Смольный. У входа ручной лягавый пулемет. И фронтовик отсыпается с громовым храпом за три окопных года. Запах логова, в котором говорят, потеют, хлебают наспех щи и здесь же, между голосованиями, дрыхнут марксисты с rue Glacière[27]
, техасские ковбои, замлевшая еще Калуга. В коридорах, где, обнявшись, порхали пелеринки («милочка, какой четвертый?» — «в дортуаре» — «княжна влюбилась»), где царствовали Чарская и голубой гусар, — косоворотки, гимнастерки, юбки, закрученные узлом. Стриженые меньшевички, нарцисс эсер, глядящийся вместо вод в слезящиеся очи бывших собинисток, матросы, кидающие врозь раструбы, как в качку, рабочие, прислуга за всё Паша (по поводу расчета). Скачут, машут руками, каждый в углу готов, для приличия отряхнувшись, стать министерством.Пулемет у входа склонен залаять. Нарцисс упрашивает фронтовика час-другой идти на фронт — на то он фронтовик. Но бородач пребывает при особом. Очухавшись, потягивается. Может, конечно, проголосовать, а может — кто их знает?.. (Россия непарламентская страна) — рыжим сапожищем примять нарцисса, как будто он не гордость партийной клумбы, а так, какой-нибудь старорежимный клоп.
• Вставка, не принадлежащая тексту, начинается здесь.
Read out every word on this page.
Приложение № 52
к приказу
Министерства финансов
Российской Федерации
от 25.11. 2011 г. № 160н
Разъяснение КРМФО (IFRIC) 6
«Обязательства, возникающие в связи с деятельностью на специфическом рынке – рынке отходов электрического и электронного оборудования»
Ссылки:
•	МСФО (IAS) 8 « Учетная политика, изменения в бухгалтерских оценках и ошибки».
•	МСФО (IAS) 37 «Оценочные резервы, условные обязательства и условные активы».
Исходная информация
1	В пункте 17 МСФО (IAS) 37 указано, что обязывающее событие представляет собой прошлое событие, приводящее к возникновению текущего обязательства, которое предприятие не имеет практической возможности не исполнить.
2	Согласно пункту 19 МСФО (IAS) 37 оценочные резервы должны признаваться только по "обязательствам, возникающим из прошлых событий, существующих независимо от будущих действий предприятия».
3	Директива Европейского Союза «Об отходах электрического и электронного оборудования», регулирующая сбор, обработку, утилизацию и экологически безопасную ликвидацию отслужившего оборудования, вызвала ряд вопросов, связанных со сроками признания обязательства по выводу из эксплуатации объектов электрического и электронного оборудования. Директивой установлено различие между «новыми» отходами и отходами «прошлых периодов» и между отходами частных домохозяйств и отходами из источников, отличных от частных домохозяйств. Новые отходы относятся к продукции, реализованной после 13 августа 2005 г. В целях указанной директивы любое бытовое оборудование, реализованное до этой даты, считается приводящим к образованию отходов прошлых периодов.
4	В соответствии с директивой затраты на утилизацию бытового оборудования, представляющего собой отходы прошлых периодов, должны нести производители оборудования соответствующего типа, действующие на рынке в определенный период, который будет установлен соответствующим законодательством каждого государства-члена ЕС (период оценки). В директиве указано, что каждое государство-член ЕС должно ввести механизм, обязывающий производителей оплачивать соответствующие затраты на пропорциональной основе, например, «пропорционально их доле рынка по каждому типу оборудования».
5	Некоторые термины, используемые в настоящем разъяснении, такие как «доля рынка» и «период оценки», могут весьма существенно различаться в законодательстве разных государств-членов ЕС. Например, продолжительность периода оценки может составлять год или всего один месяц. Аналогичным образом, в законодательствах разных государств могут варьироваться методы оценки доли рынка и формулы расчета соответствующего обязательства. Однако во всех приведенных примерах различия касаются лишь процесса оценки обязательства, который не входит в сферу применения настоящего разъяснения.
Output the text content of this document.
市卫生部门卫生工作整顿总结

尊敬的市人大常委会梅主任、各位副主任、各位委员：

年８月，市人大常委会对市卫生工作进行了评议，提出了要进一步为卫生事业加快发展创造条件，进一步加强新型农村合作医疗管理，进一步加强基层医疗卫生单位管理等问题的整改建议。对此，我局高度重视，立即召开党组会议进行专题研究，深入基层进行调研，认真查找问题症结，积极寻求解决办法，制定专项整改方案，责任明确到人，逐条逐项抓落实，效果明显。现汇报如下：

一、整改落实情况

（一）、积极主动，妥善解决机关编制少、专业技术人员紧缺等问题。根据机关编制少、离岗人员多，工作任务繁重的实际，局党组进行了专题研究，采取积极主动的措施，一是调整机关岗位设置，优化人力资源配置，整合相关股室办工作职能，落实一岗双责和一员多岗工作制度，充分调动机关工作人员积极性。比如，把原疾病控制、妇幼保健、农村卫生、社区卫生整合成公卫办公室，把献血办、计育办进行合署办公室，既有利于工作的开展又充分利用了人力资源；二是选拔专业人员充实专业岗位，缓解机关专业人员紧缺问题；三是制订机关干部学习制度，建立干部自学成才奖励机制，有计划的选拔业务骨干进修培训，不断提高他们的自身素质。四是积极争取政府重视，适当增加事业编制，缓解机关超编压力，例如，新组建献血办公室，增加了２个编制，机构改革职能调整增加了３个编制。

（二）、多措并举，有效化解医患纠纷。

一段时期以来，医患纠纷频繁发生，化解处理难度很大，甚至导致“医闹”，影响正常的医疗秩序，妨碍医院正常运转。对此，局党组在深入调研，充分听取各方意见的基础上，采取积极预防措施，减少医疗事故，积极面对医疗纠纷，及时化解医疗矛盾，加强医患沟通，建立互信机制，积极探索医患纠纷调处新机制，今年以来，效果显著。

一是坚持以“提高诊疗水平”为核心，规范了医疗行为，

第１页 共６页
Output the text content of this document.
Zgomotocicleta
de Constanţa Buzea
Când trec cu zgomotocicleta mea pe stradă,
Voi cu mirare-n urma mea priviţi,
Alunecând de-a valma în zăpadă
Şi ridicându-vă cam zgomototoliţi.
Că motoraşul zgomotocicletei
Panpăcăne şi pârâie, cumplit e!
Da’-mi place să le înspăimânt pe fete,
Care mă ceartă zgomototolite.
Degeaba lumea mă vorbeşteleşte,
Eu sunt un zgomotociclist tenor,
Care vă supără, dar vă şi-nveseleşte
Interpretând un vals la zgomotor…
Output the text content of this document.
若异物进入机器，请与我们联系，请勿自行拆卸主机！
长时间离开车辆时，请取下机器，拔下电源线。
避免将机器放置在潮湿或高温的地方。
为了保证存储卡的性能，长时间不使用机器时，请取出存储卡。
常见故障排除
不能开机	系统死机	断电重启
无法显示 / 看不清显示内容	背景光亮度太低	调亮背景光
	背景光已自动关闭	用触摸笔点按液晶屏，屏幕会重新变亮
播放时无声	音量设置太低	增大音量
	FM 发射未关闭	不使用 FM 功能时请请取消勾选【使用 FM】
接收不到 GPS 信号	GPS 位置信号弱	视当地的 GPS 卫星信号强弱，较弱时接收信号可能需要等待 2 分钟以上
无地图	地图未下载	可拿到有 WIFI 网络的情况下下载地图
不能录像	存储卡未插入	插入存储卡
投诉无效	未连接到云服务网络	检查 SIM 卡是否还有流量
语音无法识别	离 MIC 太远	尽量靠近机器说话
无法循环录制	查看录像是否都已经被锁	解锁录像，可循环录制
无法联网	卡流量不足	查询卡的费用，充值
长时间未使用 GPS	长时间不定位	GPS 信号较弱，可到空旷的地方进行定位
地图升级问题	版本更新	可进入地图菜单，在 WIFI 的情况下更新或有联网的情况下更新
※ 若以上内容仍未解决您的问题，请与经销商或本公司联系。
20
Комната в глуби. Дощечка: «Классная дама», и приписка мелом: «Фракция большевиков». Выходит прямой, упрямый Курбов. Он готов. Готов, как классная дама, заскрипеть: «Довольно!» Рабочим — винтовки, матросов — к орудиям, меньшевичек-стрижек ближе, в Смольный, за машинки переписывать приказы. А нарцисса?.. Увы, нарцисса придется засушить. Там, в комнате, Курбов осмотрел Россию. Она, ощерясь, подымается, подходит, обступает кругом, как ярославцы Олега, кирпичный дом, где дюжина невыспавшихся нытиков (в голове Лавров[28]
, под ложечкой просто ком) старается за хвост поймать «текущие моменты». Пора за дело! Дверь закрылась. Фракция расселась. Фронтовик у входа доволен, он треплет ласково сердечный пулемет.К октябрю Курбов был в Москве. Громадина-корабль, при отчаянном взрыве спекулянтского шампанского в «Эрмитаже Оливье», при прочих взрывах, был спущен. Сначала не сообразили. На Мясницкой не дрогнул хвост на калоши «Треугольник». Потом не стало ни людей, ни калош.
Только где-то на балкончике бутон нарцисса, один из нарциссят вопил:
— Всеобщее, прямое! Манечка, зачем они стреляют?..
Но Манечка не отвечала: наспех прятала среди грязных панталон массивные серебряные канделябры (светоч Прометея) и прочее, помельче. Муж не кто-нибудь — социалист, он двадцать лет состоял подписчиком «Русского богатства», в столовой, под ковром бухарским чуял «дух земли», ему и светоч в руки.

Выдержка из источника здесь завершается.